After completing the creation of the avatar (introductory session), the therapy is delivered in 6 weekly 45-minute sessions of which up to 20 minutes involves face-to-face work with the avatar and the remaining time is spent with the therapist and participant in direct contact both assessing current voices and planning the AVATAR session and subsequently debriefing on it. The number and progress of sessions is determined by a discussion with the participant at each session concerning any change in severity, content, malevolence or frequency of the hallucinations. Therapy will be terminated before six sessions if the participant has reported complete absence of any voices for at least three consecutive sessions. The total number of sessions can be extended by up to three further sessions where there is a clear rationale for the likely benefit of additional sessions, such as evidence of delayed and ongoing improvements during later sessions, on self-reported severity, content, malevolence or frequency of the voice (any additional sessions are agreed by consensus within the therapy team). Evidence of any adverse reactions will result in completion of an adverse events form (see safety assessment section below). Evidence of any adverse reactions to therapy will be closely monitored. Therapy will be terminated in the event of any significant deterioration in mental state which renders the continuation of therapy inadvisable (for example where the therapy sessions are associated with significant increased distress and/or risk of harm to self/others); and any such termination would be decided through agreement between therapist (in consultation with the AVATAR therapy team), the participant and the relevant clinical team. All therapists delivering AVATAR therapy have at least 5 years of clinical experience in psychosis and have been trained by Professor Julian Leff on delivery of the therapy.

Supportive counselling

The control condition comprises a manual-based, face-to-face, SC approach based on the manual used in the SOCRATES clinical trial [27] to control for non-specific elements of therapy exposure. It will be delivered over the same number and duration of sessions (including application of the same rules for early termination and extension as above), with the aim of matching the duration of total therapist contact time to that in the AVATAR arm.

Audio-recordings

All therapy sessions are audio-recorded, with participants’ consent. The participant is provided with an audio-recording of the session on an MP3 player with instructions to listen at times of their choosing between sessions (for those in the AVATAR arm the recording is the dialogue with the avatar, for those in the SC arm the recording is a summary of the key points from the session).

Assessments and follow-up

There are 3 assessment points: at baseline before randomisation, at 12 and 24 weeks. All measures apart from weekly in-session measures will be carried out by trained research staff. Participants will complete a number of self-completed and interview-based measures to assess the impact of interventions on outcomes and to explore potential mediators and moderators of therapy. All the assessment sessions will be audio-recorded to ensure the accuracy of data collection. The participants will be reimbursed £20 plus any travel expenses for each assessment session in recognition of their time and other out-of-pocket expenses.

Measures

The primary outcome measure of the study is the total score on the auditory hallucinations subscale of the Psychotic Symptoms Rating Scale (PSYRATS-AH [28]) at the 12-week follow-up. It is an interviewer-assessed measure of the frequency and duration of auditory hallucinations over an average week. The PSYRATS is specifically designed for use with people suffering from psychosis, with inter-rater reliability ranging from 0.79 to 1.00 and high validity when compared with similar psychiatric scales [28]. It has been extensively used in research with these populations and has been shown to be acceptable to service users.

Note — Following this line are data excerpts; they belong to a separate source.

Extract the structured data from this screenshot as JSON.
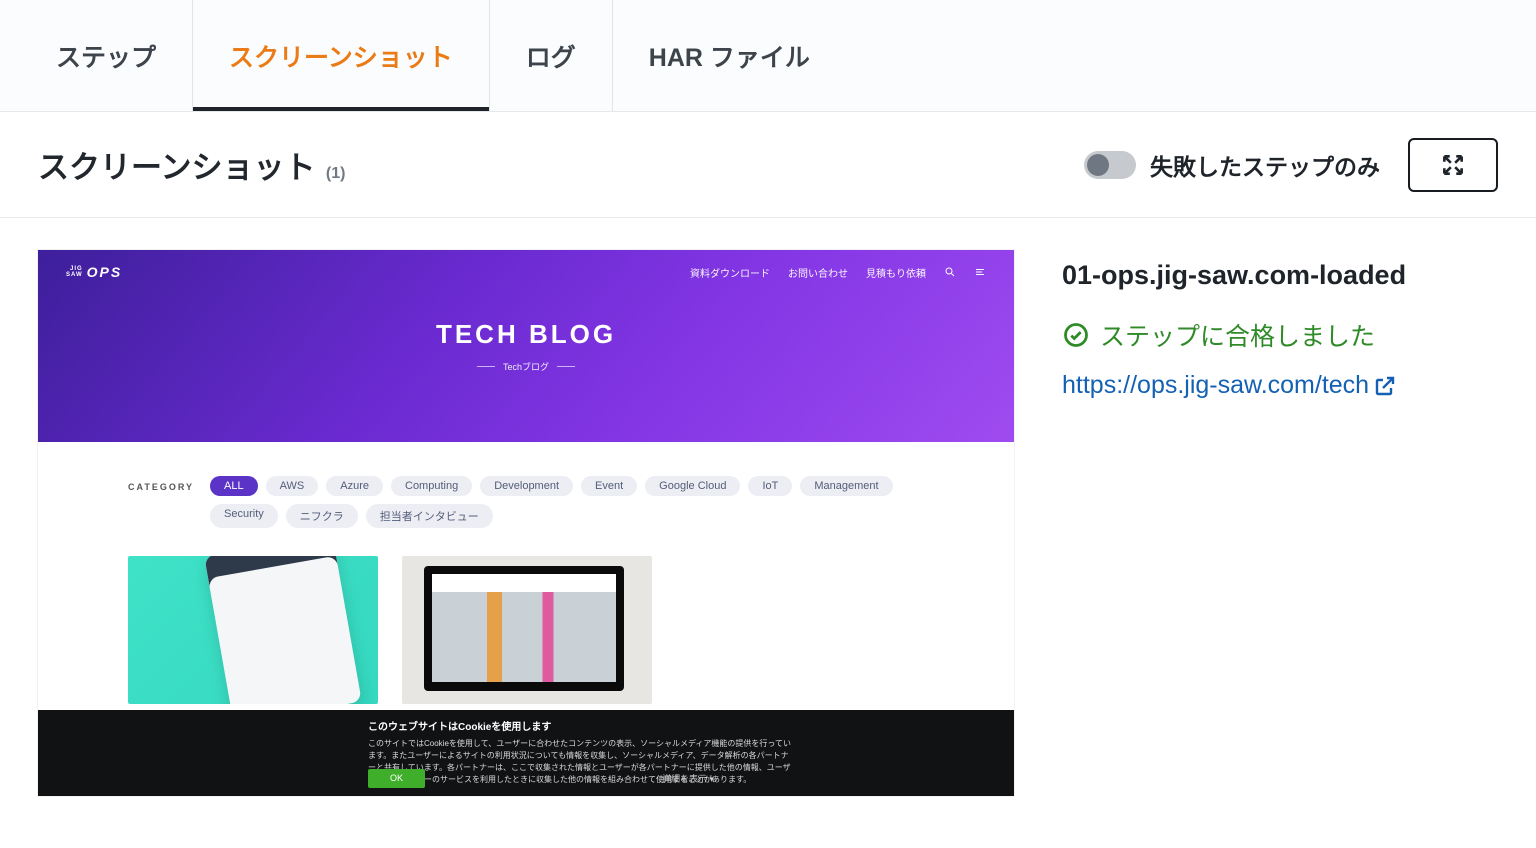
{
  "tabs": {
    "steps": "ステップ",
    "screenshots": "スクリーンショット",
    "logs": "ログ",
    "har": "HAR ファイル"
  },
  "header": {
    "title": "スクリーンショット",
    "count": "(1)",
    "toggle_label": "失敗したステップのみ"
  },
  "shot": {
    "nav": {
      "logo_top": "JIG",
      "logo_bottom": "SAW",
      "logo_main": "OPS",
      "links": {
        "download": "資料ダウンロード",
        "contact": "お問い合わせ",
        "quote": "見積もり依頼"
      }
    },
    "hero_title": "TECH BLOG",
    "hero_sub": "Techブログ",
    "category_label": "CATEGORY",
    "categories": [
      "ALL",
      "AWS",
      "Azure",
      "Computing",
      "Development",
      "Event",
      "Google Cloud",
      "IoT",
      "Management",
      "Security",
      "ニフクラ",
      "担当者インタビュー"
    ],
    "cookie": {
      "heading": "このウェブサイトはCookieを使用します",
      "body": "このサイトではCookieを使用して、ユーザーに合わせたコンテンツの表示、ソーシャルメディア機能の提供を行っています。またユーザーによるサイトの利用状況についても情報を収集し、ソーシャルメディア、データ解析の各パートナーと共有しています。各パートナーは、ここで収集された情報とユーザーが各パートナーに提供した他の情報、ユーザーが各パートナーのサービスを利用したときに収集した他の情報を組み合わせて使用することがあります。",
      "ok": "OK",
      "detail": "詳細を表示 ▾"
    }
  },
  "info": {
    "name": "01-ops.jig-saw.com-loaded",
    "pass": "ステップに合格しました",
    "url": "https://ops.jig-saw.com/tech"
  }
}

Secondary outcome measures will include the Revised version of the Beliefs about Voices Questionnaire (BAVQ-R, [29]: a self-report measure which focuses on the patient’s beliefs about the voices, and indexes how likely the voices are to affect behaviour. In addition to the total score, changes in two subscales will be analysed: omnipotence and malevolence.

Other standardised measures will be used to assess changes in voice experience and appraisals: the Voice Acceptance and Action Scale: VAAS [30] and Voice Power Differential Scale: VPDS [10]. We will assess changes in delusions using the Psychotic Symptoms Rating Scale: PSYRATS-D [28] and other psychotic symptoms using the Scale for Assessment of Positive and Negative Symptoms: SAPS and SANS [31]. Other standardised questionnaires will assess anxiety and depression (Depression Anxiety and Stress Scale: DASS-21 [32]; (Calgary Depression Scale [33]); self-esteem [34]; quality of life (Short Assessment of Quality of Life, MANSA [35]); and illicit drug use [36].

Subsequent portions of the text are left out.